Two days after forward Marty Erat confirmed he’s asked the Capitals to trade him, the agent for defenseman Dmitry Orlov said he has asked general manager George McPhee to trade the 22-year-old blue liner.
“Obviously, what Dmitry would like is to be traded,” agent Mark Gandler told CSNWashington.com Wednesday, “because he has no future in Washington whatsoever, zero chance for him.
“I think his value as a player is diminishing with every day and the team is losing valuable time and also ruining his career.”
Taken by the Capitals in the second round of the 2009 NHL draft, Orlov played 60 games under Dale Hunter two seasons ago and played five more games under Adam Oates last season.
This year, he has been recalled from the Hershey Bears five times but has yet to play a game for the Capitals. In 10 games for the Hershey Bears Orlov is fourth on the team in scoring with three goals and six assists for nine points.
Gandler and McPhee confirmed that Orlov, who is in the final year of his three-year entry-level contract, has a clause in it that states he has the right to play in the Kontinental Hockey League if he is on the Capitals’ roster fewer than 30 days before Jan. 1. Orlov has spent 19 days on the Caps’ roster, all of them as a practice player.
“It’s getting for him increasingly difficult to handle this, emotionally and also physically,” Gandler said. “He’s coming into Washington knowing he’s not going to get into the game no matter what. God forbid, this team would have to go down with the flu for Dmitry to get in – everyone.
“He has to train hard, and then he has to get in the car and drive hours back to Hershey and work hard there and keep his head in the game and play hard and play well. That is very, very difficult to do for no reason whatsoever.
“If he’s not an NHL player there’s no reason to marinate him in the minors,” Gandler continued. “Let him go. The easier solution, and it’s a great solution for everybody, is for him to be traded. I’ve been in this business 25 years. I don’t think there is a problem finding a team that would like him.”
McPhee told CSNWashington.com part of the reason the Capitals have recalled Orlov so often is because they want him to be ready for when he is placed in the lineup.
“We really like the way he’s playing and we’re looking forward to that day he goes in,” McPhee said.
McPhee also noted that when left-handed shooting defenseman John Erskine was sidelined with an injury on Oct 11, the Capitals would have recalled Orlov if he did not have pink eye. Instead, the Cps recalled rookie Nate Schmidt and he’s played every game since.
“Who do you pull out?” McPhee said. “[Alex] Urbom’s playing well; Schmidt’s playing well and [Karl] Alzner is playing well. If it was the other way around and Orly was playing well, it wouldn’t be fair to pull him out just to get somebody else a couple games. That’s the way it is right now.

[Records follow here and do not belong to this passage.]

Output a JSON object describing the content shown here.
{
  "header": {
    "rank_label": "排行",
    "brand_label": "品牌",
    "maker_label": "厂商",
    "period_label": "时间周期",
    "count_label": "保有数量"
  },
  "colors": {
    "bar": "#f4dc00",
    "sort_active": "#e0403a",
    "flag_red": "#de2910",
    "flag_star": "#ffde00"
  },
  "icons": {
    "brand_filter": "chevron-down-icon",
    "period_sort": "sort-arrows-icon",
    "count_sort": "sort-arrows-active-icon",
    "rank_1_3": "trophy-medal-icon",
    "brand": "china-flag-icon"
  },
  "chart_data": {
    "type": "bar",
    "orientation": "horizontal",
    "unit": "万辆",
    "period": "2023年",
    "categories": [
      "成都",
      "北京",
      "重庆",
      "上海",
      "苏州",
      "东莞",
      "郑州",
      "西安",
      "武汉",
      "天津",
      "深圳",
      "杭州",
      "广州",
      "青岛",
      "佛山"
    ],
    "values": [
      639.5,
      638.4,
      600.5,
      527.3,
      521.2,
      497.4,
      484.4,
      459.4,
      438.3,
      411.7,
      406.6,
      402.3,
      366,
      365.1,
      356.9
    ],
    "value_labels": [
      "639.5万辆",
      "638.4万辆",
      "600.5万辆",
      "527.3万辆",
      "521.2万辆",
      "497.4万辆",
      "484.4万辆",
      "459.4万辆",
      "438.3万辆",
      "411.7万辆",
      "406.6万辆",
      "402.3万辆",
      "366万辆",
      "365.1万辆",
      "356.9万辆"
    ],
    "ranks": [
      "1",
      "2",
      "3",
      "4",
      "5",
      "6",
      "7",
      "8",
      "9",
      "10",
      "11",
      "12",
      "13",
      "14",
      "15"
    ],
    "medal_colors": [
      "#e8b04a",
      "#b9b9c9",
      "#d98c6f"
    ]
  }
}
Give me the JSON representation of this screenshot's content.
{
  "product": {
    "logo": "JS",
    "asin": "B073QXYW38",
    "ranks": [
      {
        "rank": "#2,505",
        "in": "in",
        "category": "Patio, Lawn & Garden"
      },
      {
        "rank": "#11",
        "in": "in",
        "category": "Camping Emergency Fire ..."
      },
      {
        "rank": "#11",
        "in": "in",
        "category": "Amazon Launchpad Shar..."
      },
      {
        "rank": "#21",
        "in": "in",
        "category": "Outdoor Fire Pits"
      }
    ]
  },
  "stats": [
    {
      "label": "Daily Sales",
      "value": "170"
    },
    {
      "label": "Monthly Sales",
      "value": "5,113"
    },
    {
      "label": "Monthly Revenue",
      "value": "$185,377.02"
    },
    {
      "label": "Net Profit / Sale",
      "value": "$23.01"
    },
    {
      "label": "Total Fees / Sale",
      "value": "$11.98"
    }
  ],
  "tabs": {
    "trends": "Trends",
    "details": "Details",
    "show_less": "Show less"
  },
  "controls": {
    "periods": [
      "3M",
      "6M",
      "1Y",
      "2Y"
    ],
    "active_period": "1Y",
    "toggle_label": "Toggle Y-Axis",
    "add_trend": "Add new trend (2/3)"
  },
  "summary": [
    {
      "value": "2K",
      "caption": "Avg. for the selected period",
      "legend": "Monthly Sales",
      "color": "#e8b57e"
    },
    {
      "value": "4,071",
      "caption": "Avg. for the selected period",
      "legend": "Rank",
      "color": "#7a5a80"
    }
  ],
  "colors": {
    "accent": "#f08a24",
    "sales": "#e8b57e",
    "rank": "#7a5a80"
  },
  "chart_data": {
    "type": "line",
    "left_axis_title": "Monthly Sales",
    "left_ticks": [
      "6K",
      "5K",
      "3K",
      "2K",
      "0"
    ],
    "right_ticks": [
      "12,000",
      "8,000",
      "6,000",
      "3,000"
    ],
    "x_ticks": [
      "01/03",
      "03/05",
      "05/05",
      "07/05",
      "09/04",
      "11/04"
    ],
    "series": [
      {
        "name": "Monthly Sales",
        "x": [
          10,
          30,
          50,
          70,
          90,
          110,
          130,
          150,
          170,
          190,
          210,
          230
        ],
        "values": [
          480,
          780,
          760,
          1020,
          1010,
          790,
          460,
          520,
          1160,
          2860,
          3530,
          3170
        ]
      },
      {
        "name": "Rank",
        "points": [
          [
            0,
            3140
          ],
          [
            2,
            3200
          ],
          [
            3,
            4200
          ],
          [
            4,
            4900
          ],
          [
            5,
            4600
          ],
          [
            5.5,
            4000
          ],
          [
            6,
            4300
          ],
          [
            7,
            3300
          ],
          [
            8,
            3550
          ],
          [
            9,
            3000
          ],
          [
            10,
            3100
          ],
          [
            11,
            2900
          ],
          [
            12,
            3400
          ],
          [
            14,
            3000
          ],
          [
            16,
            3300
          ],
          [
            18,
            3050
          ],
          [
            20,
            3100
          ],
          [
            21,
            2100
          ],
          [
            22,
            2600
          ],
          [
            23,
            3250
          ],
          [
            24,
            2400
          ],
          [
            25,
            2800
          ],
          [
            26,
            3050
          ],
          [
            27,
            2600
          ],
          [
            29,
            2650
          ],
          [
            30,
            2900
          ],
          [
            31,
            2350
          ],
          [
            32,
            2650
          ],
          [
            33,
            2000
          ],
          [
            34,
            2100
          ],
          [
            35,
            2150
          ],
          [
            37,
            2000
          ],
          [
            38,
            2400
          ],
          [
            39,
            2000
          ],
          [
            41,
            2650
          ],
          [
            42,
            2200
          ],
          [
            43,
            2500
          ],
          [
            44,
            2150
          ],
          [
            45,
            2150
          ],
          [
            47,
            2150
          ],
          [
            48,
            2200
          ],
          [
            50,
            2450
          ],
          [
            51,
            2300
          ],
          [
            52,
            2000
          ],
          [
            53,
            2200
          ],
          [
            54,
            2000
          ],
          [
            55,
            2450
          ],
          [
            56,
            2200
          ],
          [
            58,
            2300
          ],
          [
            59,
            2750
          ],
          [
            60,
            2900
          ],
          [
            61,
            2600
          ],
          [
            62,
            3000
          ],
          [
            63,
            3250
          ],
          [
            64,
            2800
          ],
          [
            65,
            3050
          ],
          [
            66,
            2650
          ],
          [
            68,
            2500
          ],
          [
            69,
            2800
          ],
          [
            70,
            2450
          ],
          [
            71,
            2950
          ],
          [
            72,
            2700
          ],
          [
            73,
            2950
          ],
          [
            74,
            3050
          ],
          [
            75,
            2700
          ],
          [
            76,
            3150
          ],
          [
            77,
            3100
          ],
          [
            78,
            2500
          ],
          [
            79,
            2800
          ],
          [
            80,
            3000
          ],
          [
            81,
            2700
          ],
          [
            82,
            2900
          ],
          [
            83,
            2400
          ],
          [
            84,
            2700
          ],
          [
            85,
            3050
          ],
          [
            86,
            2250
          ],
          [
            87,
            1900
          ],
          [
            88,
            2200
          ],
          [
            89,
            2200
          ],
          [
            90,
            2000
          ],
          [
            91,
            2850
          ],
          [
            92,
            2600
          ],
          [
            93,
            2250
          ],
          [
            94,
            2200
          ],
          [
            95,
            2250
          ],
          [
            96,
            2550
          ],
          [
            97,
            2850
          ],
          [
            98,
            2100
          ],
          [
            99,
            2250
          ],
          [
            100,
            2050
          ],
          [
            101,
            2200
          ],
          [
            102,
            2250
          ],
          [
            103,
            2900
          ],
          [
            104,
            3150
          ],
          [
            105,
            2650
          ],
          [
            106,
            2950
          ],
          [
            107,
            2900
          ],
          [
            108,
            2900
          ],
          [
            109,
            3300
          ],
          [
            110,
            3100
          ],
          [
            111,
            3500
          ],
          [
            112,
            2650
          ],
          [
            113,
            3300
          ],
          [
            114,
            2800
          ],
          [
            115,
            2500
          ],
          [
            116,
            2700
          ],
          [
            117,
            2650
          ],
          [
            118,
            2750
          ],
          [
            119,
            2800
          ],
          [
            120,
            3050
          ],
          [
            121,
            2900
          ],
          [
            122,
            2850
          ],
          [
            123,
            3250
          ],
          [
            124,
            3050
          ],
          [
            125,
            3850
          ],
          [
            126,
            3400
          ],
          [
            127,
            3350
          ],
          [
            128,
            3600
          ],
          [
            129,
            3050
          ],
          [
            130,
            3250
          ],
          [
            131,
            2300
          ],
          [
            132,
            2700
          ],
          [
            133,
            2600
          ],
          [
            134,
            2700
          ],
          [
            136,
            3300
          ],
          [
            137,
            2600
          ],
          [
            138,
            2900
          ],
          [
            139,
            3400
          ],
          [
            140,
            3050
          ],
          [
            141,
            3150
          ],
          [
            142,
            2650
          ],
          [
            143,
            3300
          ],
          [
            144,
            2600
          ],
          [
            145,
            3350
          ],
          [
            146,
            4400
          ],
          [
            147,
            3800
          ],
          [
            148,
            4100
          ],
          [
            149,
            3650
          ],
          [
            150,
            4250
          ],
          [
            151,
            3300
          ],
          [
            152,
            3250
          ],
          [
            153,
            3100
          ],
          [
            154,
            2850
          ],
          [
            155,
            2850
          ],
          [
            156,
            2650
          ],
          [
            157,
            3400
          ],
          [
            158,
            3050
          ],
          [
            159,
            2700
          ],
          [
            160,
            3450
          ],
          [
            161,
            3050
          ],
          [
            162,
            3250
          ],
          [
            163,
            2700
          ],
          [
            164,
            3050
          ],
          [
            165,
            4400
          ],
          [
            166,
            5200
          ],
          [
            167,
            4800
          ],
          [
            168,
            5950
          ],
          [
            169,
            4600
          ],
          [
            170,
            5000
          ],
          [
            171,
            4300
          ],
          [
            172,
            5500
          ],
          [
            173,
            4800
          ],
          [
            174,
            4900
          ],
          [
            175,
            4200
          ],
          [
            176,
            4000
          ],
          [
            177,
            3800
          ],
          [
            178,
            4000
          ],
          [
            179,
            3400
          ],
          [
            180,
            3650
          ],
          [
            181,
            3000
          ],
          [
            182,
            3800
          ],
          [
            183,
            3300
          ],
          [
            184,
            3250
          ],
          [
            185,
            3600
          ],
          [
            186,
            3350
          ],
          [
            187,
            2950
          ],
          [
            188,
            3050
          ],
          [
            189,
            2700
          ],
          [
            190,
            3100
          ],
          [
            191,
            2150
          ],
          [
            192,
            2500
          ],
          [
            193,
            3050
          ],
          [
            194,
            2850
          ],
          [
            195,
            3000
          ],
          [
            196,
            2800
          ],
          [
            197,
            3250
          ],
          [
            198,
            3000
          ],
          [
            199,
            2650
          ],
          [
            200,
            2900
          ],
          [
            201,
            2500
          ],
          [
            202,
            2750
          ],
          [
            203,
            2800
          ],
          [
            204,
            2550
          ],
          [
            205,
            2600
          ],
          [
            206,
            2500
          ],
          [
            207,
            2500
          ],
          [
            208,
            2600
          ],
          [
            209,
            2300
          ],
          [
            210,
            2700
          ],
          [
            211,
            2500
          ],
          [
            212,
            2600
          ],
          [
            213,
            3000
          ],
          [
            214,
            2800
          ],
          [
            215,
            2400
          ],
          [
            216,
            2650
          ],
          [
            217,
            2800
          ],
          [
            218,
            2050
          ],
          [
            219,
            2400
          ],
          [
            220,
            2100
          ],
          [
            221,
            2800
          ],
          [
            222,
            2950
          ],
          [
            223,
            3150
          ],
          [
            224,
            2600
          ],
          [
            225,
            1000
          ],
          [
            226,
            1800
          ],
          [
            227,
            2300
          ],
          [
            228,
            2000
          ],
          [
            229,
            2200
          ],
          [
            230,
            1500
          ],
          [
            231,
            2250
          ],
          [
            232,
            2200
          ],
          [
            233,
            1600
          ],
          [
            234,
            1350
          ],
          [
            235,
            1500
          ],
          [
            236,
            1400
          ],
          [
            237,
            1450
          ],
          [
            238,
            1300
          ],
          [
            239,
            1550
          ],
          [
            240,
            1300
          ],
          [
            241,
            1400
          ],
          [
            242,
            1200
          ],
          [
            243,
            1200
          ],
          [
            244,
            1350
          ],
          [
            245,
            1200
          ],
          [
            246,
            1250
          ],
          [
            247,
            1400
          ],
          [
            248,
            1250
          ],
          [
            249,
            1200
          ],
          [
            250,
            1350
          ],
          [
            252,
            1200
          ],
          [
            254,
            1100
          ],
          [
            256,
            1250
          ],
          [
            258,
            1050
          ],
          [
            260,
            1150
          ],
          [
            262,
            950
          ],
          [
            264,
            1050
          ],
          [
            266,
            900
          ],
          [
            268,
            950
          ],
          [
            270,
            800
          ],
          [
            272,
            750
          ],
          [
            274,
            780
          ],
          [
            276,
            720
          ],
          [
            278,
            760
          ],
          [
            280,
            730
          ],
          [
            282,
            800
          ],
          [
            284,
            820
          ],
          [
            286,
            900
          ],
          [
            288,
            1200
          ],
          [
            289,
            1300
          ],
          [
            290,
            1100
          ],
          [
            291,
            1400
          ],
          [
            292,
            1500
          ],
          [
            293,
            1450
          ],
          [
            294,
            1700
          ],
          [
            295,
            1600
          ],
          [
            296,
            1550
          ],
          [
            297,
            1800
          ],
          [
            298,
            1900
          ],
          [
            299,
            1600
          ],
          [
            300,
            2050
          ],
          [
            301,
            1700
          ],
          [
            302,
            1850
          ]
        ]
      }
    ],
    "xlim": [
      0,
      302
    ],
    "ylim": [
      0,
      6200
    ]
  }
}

Things can change overnight. We don’t know Well see.”
Gandler said he can’t see things changing as long as Oates is coach of the Capitals.
“Let’s not beat around the bush,” Gandler said. “Adam does not like Dmitry’s game, and Dmitry’s game is not going to change. They know exactly what he brings. There is no intention on Adam’s part to use him.”
McPhee acknowledged there have been many times during his 15 years as general manager of the Capitals than he and coaches have disagreed on the use of players.
“It [happens] from time to time,” he said. “We’ve had those situations before. In retrospect, sometimes the coach was right; sometimes I was right. There are a couple of those situations every year. It’s a long year.”
McPhee declined to comment directly on Gandler’s trade demand, saying, “Our objective is to keep developing him and hope that when he gets in there he plays the way he can play.”
As for Gandler, he made it clear that Orlov’s hockey future does not lie in Washington.
“The only humane thing to do – and at the same time the only right thing to do for your own business – is to trade the guy. If they played him for five games his value would skyrocket, then get rid of him.
“Seeing the situation, George needs to cut his losses and get the best deal he can. As you can imagine, there’s no chance in hell Dmitry is going to sign with the Capitals for next season.”
McPhee said he understands Orlov’s frustration and is not looking ahead to renegotiations.
“You can’t stop people from being young,” he said. “Everybody wants to play. He’s not happy about not playing and we understand that. You have to earn your way in and when you get in you have to play well enough to stay in. I’m not worried about next summer right now. I’m worried about the next game.”